What happens to the stars in the daytime?


The stars, as we know, are faraway suns, most of them bigger and brighter than the friendly neighborhood sun that lights our days. Our sun has been blazing away for billions of years and without a doubt it will go on blazing through billions of years into the future. The same holds true for the other starry suns in the night sky. So obviously nothing happens to them when our sun rises each morning. But where in the world are they during the daytime?        

This baffling mystery was not solved until people got a true picture of our Solar System. Before that, they thought that our little world was the very center of the Universe    and once every 24 hours, the entire Universe revolved around the planet Earth. This mistaken notion was set to rights some 400 years ago, by the great Polish astronomer, Copernicus.

A few years later, Galileo, the famous Italian astronomer, first observed the heavenly bodies through a telescope    and proved that the Copernicus theory of the Solar System was correct. It was quite a come¬down, when people had to face the fact that their Earth is not the center of the Universe. Actually, the sun is the central star of one of many solar systems in the endless Universe. The earth orbits around the sun, spinning around once every 24 hours as it goes.
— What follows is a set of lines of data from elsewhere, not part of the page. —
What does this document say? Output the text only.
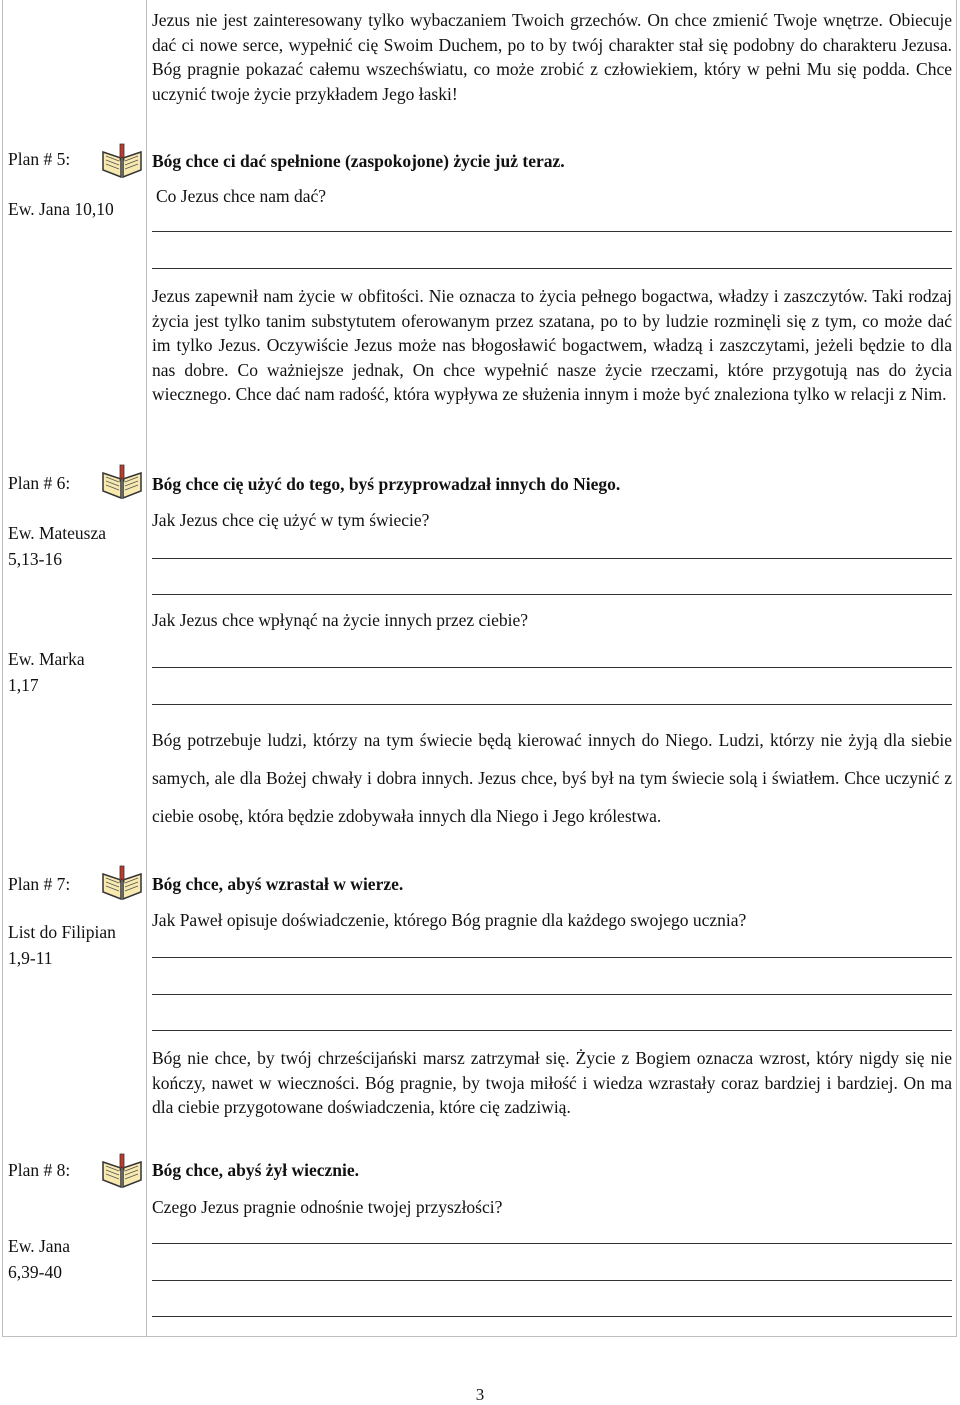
Jezus nie jest zainteresowany tylko wybaczaniem Twoich grzechów. On chce zmienić Twoje wnętrze. Obiecuje dać ci nowe serce, wypełnić cię Swoim Duchem, po to by twój charakter stał się podobny do charakteru Jezusa. Bóg pragnie pokazać całemu wszechświatu, co może zrobić z człowiekiem, który w pełni Mu się podda. Chce uczynić twoje życie przykładem Jego łaski!

Plan # 5:
Ew. Jana 10,10
Bóg chce ci dać spełnione (zaspokojone) życie już teraz.
Co Jezus chce nam dać?

Jezus zapewnił nam życie w obfitości. Nie oznacza to życia pełnego bogactwa, władzy i zaszczytów. Taki rodzaj życia jest tylko tanim substytutem oferowanym przez szatana, po to by ludzie rozminęli się z tym, co może dać im tylko Jezus. Oczywiście Jezus może nas błogosławić bogactwem, władzą i zaszczytami, jeżeli będzie to dla nas dobre. Co ważniejsze jednak, On chce wypełnić nasze życie rzeczami, które przygotują nas do życia wiecznego. Chce dać nam radość, która wypływa ze służenia innym i może być znaleziona tylko w relacji z Nim.

Plan # 6:
Ew. Mateusza 5,13-16
Ew. Marka 1,17
Bóg chce cię użyć do tego, byś przyprowadzał innych do Niego.
Jak Jezus chce cię użyć w tym świecie?
Jak Jezus chce wpłynąć na życie innych przez ciebie?

Bóg potrzebuje ludzi, którzy na tym świecie będą kierować innych do Niego. Ludzi, którzy nie żyją dla siebie samych, ale dla Bożej chwały i dobra innych. Jezus chce, byś był na tym świecie solą i światłem. Chce uczynić z ciebie osobę, która będzie zdobywała innych dla Niego i Jego królestwa.

Plan # 7:
List do Filipian 1,9-11
Bóg chce, abyś wzrastał w wierze.
Jak Paweł opisuje doświadczenie, którego Bóg pragnie dla każdego swojego ucznia?

Bóg nie chce, by twój chrześcijański marsz zatrzymał się. Życie z Bogiem oznacza wzrost, który nigdy się nie kończy, nawet w wieczności. Bóg pragnie, by twoja miłość i wiedza wzrastały coraz bardziej i bardziej. On ma dla ciebie przygotowane doświadczenia, które cię zadziwią.

Plan # 8:
Ew. Jana 6,39-40
Bóg chce, abyś żył wiecznie.
Czego Jezus pragnie odnośnie twojej przyszłości?
3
Believe it or not, these facts are related to the appearance and mysterious disappearance of the stars in our sky. They do not., as people once thought, swing around to the other side of the earth. Every calendar day, the earth rotates on its axis turning first one side of the globe then another side to face the spacious universe that surrounds us on all sides.

During the day, our side of the globe faces the sun and we enjoy its dazzling daylight. At night our side turns away from the sun  ¬and we see the stars. Because the earth rotates toward the east, the starry constellations rise above the eastern horizon and march westward over the sky.
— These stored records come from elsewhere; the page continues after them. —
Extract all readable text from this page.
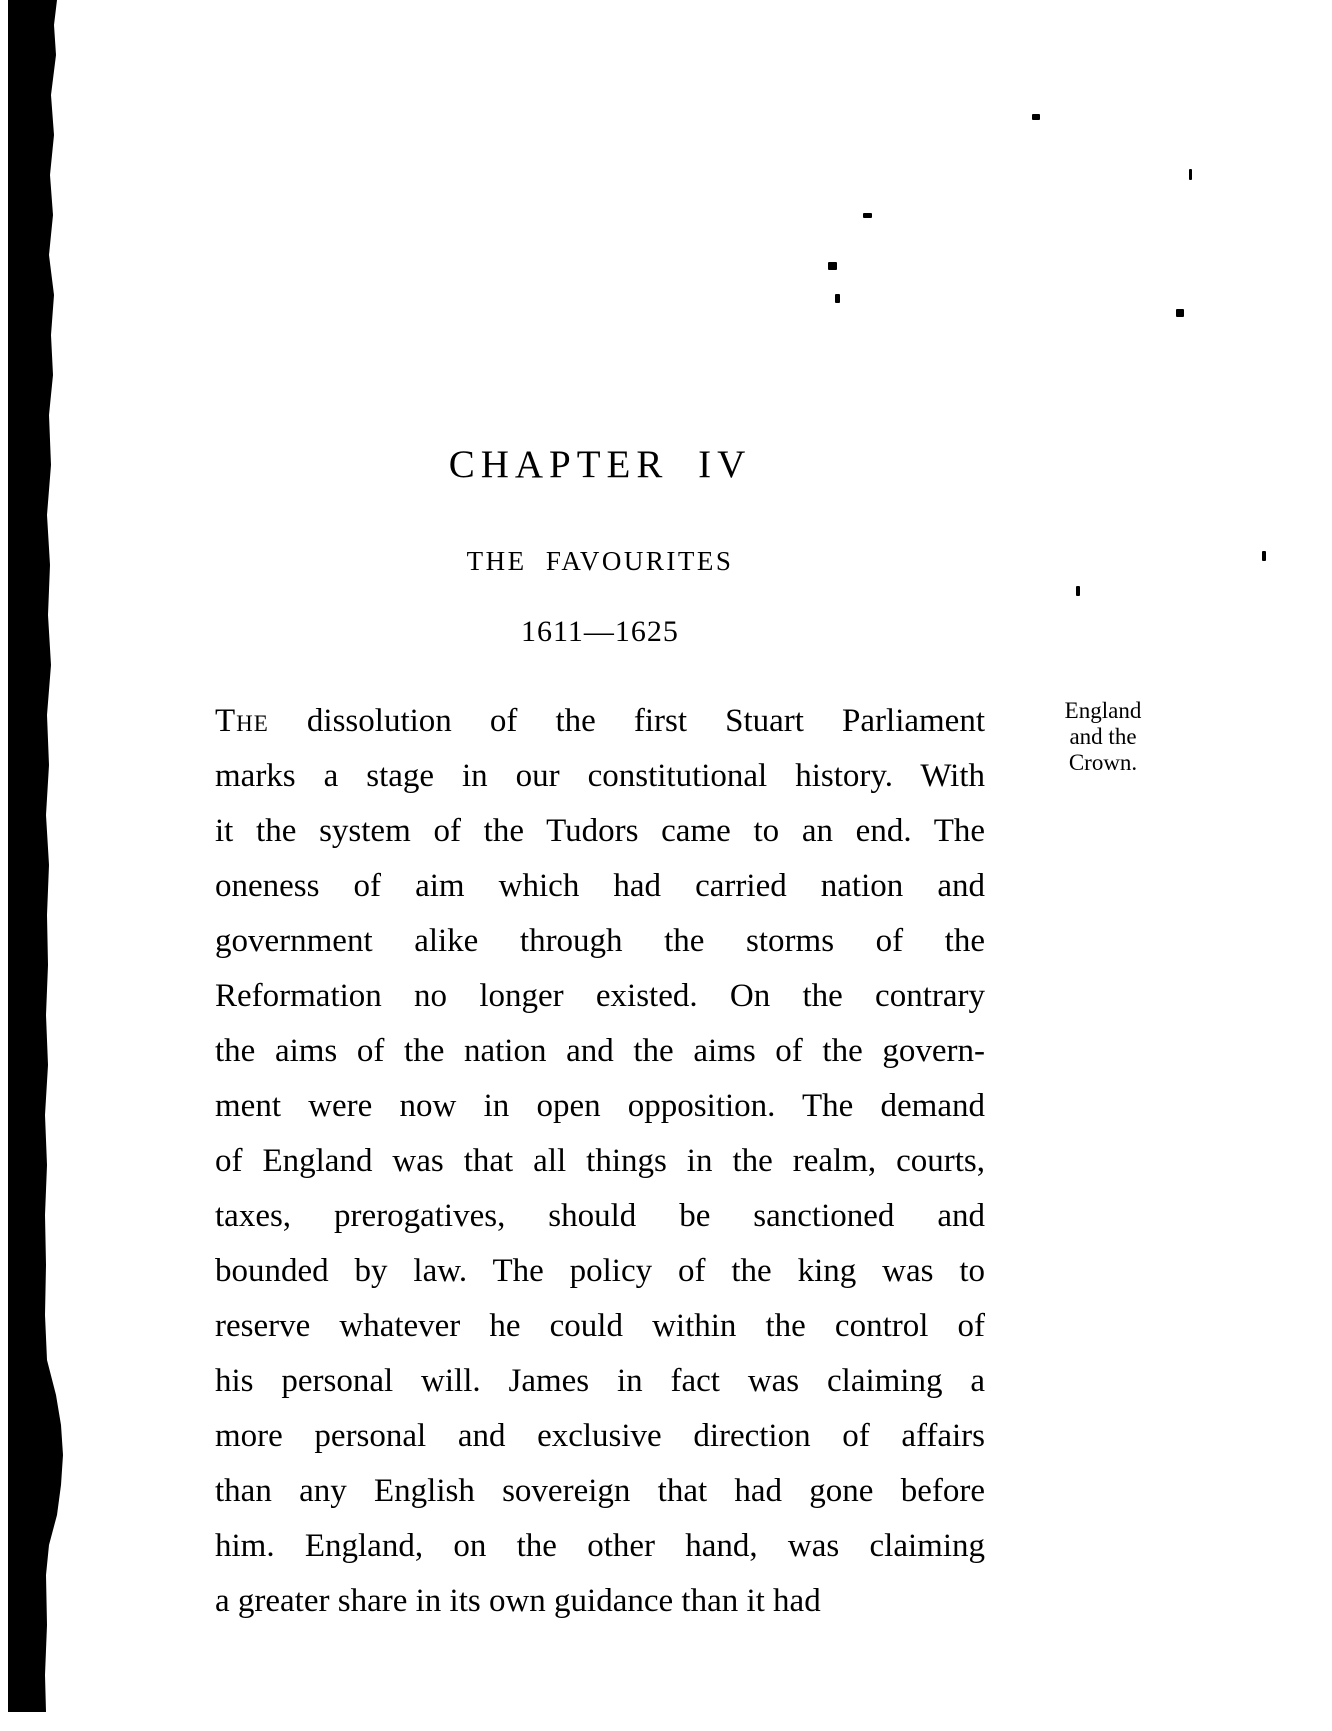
CHAPTER IV
THE FAVOURITES
1611—1625
England
and the
Crown.
The dissolution of the first Stuart Parliament
marks a stage in our constitutional history. With
it the system of the Tudors came to an end. The
oneness of aim which had carried nation and
government alike through the storms of the
Reformation no longer existed. On the contrary
the aims of the nation and the aims of the govern-
ment were now in open opposition. The demand
of England was that all things in the realm, courts,
taxes, prerogatives, should be sanctioned and
bounded by law. The policy of the king was to
reserve whatever he could within the control of
his personal will. James in fact was claiming a
more personal and exclusive direction of affairs
than any English sovereign that had gone before
him. England, on the other hand, was claiming
a greater share in its own guidance than it had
This starry parade continues all night and just before sunrise we still see a skyful of stars. But one by one the paler ones and finally the brightest ones wink out and disappear. Or do they? Actually they are still there in the sky, rising in the east and marching to set in the west. We just cannot see them.

This is because our starry sun casts its brilliant rays through the atmosphere above our heads. In a pitch dark room, even a small candle seems to shed a bright flame. But when we light a bright lamp, or let in the dazzling daylight, the little candle flame seems to fade and grow pale. The same thing happens to the daytime stars. When the sun rises, their tiny sparks of light are masked and lost in the razzle¬dazzle brilliance of its golden rays. We do not see them again until the sun and its brilliant glory sink to bed below the western horizon.